India studies 35% free float for shares

India studies 35% free float for shares

Finance minister's proposal could force flood of sales worth $15bn

An office worker touches an image of Lakshmi, the Hindu goddess of wealth, as a monitor shows Indian Finance Minister Nirmala Sitharaman delivering her budget speech, at the Bombay Stock Exchange in Mumbai on Friday. (AP Photo)
An office worker touches an image of Lakshmi, the Hindu goddess of wealth, as a monitor shows Indian Finance Minister Nirmala Sitharaman delivering her budget speech, at the Bombay Stock Exchange in Mumbai on Friday. (AP Photo)

MUMBAI: India has proposed raising the minimum public shareholding or free float for listed companies to 35% from 25%, in a surprise move that triggered concerns about enforced share sales.

The proposal, made by Finance Minister Nirmala Sitharaman in her budget speech on Friday, pushed the stock market down, even though she also announced a tighter fiscal deficit target and lower-than-expected borrowing.

Expectations of a flood of shares being sold could result in a supply overhang for the market and undermine share prices, said analysts.

The need to increase public shareholding would result in companies having to offer approximately 1 trillion rupees (US$15 billion) in shares currently owned by controlling shareholders to the public, said Rajiv Singh, CEO of stockbroking at Karvy Stock Broking Ltd.

The government, however, did not say whether the higher free float would apply to existing listed firms or only to those seeking to list.
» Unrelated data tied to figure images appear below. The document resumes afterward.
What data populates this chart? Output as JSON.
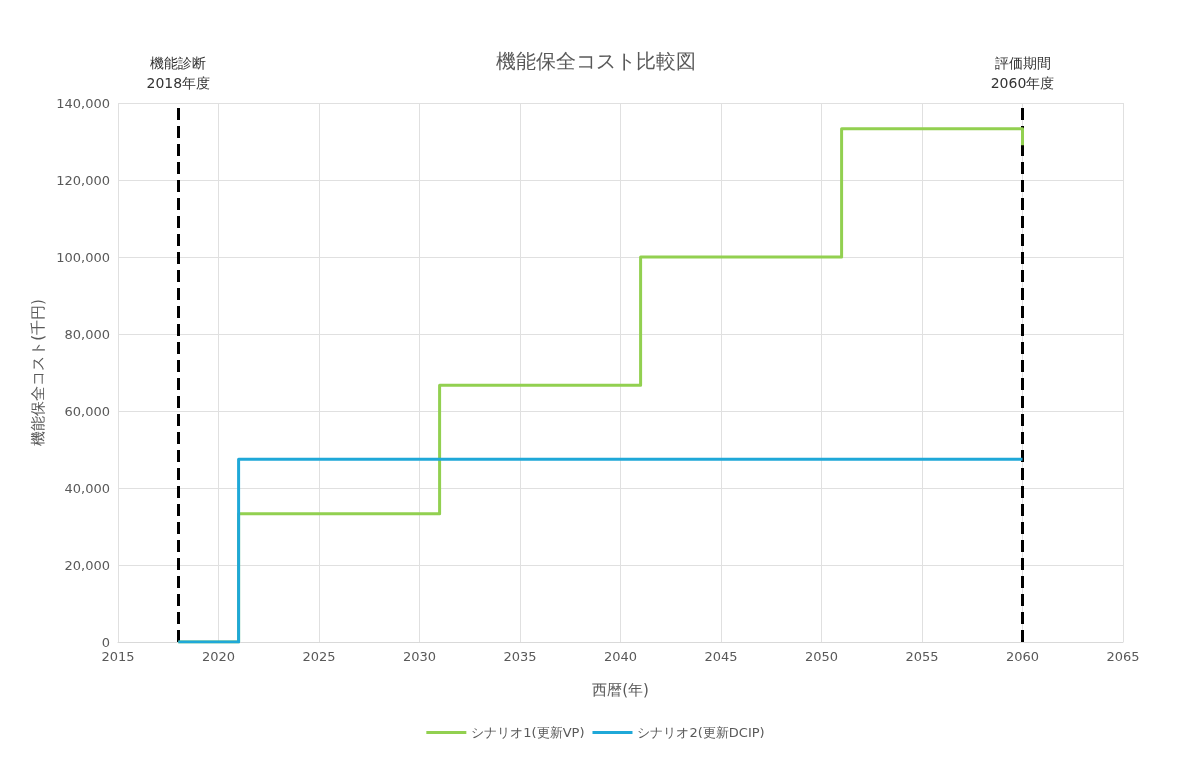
{
  "chart_data": {
    "type": "step",
    "title": "機能保全コスト比較図",
    "xlabel": "西暦(年)",
    "ylabel": "機能保全コスト(千円)",
    "xlim": [
      2015,
      2065
    ],
    "xticks": [
      2015,
      2020,
      2025,
      2030,
      2035,
      2040,
      2045,
      2050,
      2055,
      2060,
      2065
    ],
    "ylim": [
      0,
      140000
    ],
    "yticks": [
      0,
      {
        "value": 20000,
        "label": "20,000"
      },
      {
        "value": 40000,
        "label": "40,000"
      },
      {
        "value": 60000,
        "label": "60,000"
      },
      {
        "value": 80000,
        "label": "80,000"
      },
      {
        "value": 100000,
        "label": "100,000"
      },
      {
        "value": 120000,
        "label": "120,000"
      },
      {
        "value": 140000,
        "label": "140,000"
      }
    ],
    "series": [
      {
        "name": "シナリオ1(更新VP)",
        "color": "#92d050",
        "x": [
          2018,
          2021,
          2031,
          2041,
          2051,
          2060
        ],
        "values": [
          0,
          33300,
          66700,
          100000,
          133300,
          129000
        ]
      },
      {
        "name": "シナリオ2(更新DCIP)",
        "color": "#1fa8d8",
        "x": [
          2018,
          2021,
          2060
        ],
        "values": [
          0,
          47500,
          47500
        ]
      }
    ],
    "ref_lines": [
      {
        "axis": "x",
        "value": 2018,
        "label": "機能診断\n2018年度",
        "color": "#000000",
        "line_style": "dashed"
      },
      {
        "axis": "x",
        "value": 2060,
        "label": "評価期間\n2060年度",
        "color": "#000000",
        "line_style": "dashed"
      }
    ],
    "grid": true,
    "legend": "bottom",
    "marker": "none",
    "line_style": "solid"
  }
}
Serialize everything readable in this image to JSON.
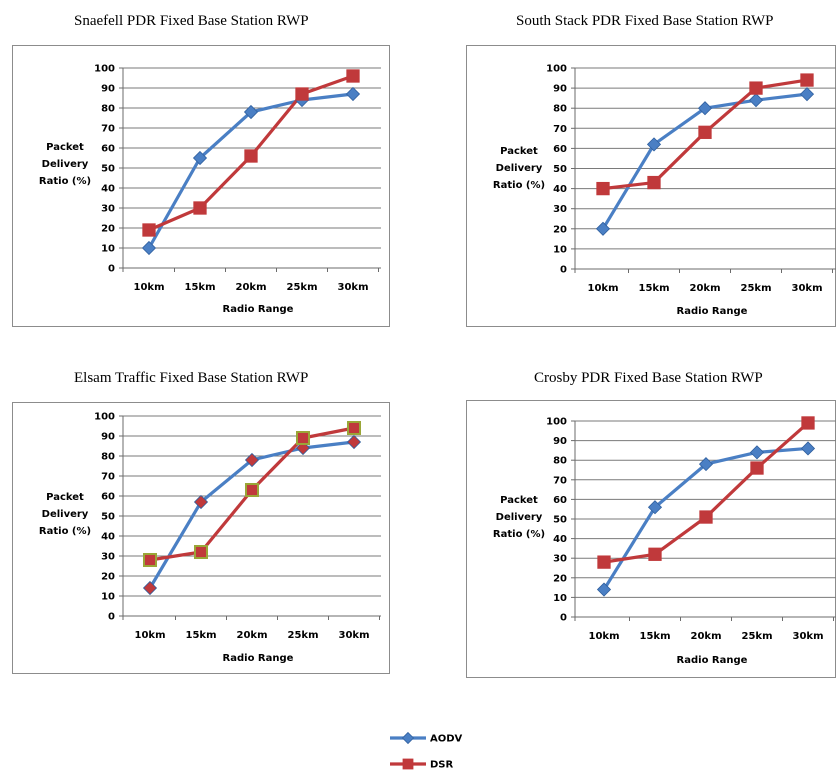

Nor did it provide a timetable.

“If it is made applicable to existing listed companies, we estimate that this will perhaps affect close to 20% of all listed companies,” said Vivek Gupta, partner and national head of mergers and acquisitions and private equity taxation at KPMG in India. “That will need substantial capital - which may not be readily available.”

Major companies with large stakes held by either their founders or owners are the information technology giant Tata Consultancy Services Ltd and Wipro Ltd, the state-owned mining giant Coal India Ltd, and the consumer products group Hindustan Unilever Ltd among others.

The broader Nifty index closed down 1.14% at 11,811.15, dragged down mainly by Tata Consultancy Services, which tumbled 3.6%. The country’s IT index was down 2.5%.

Securities experts expect a strong pushback from Indian multinational companies in which private owners hold the vast majority of shares.

The controlling shareholders would be concerned about diluting their shareholding and, therefore, their controlling rights, said Moin Ladha, a partner at the law firm Khaitan & Co.

Maintaining a 25% free float is already difficult and increasing it to 35% will be challenging, he said. “This proposal will have to be implemented in stages with reasonable exemption in specific cases.”

Some companies might even consider accelerating their plan for delisting from the markets, Ladha added.

According to Karvy’s Singh, 100 of the BSE 500 companies that capture the bulk of the market capitalization in BSE Ltd are more than 65% owned by their controlling shareholders. Government holdings will also be affected as 40 state-run companies have public shareholdings of less than 35%.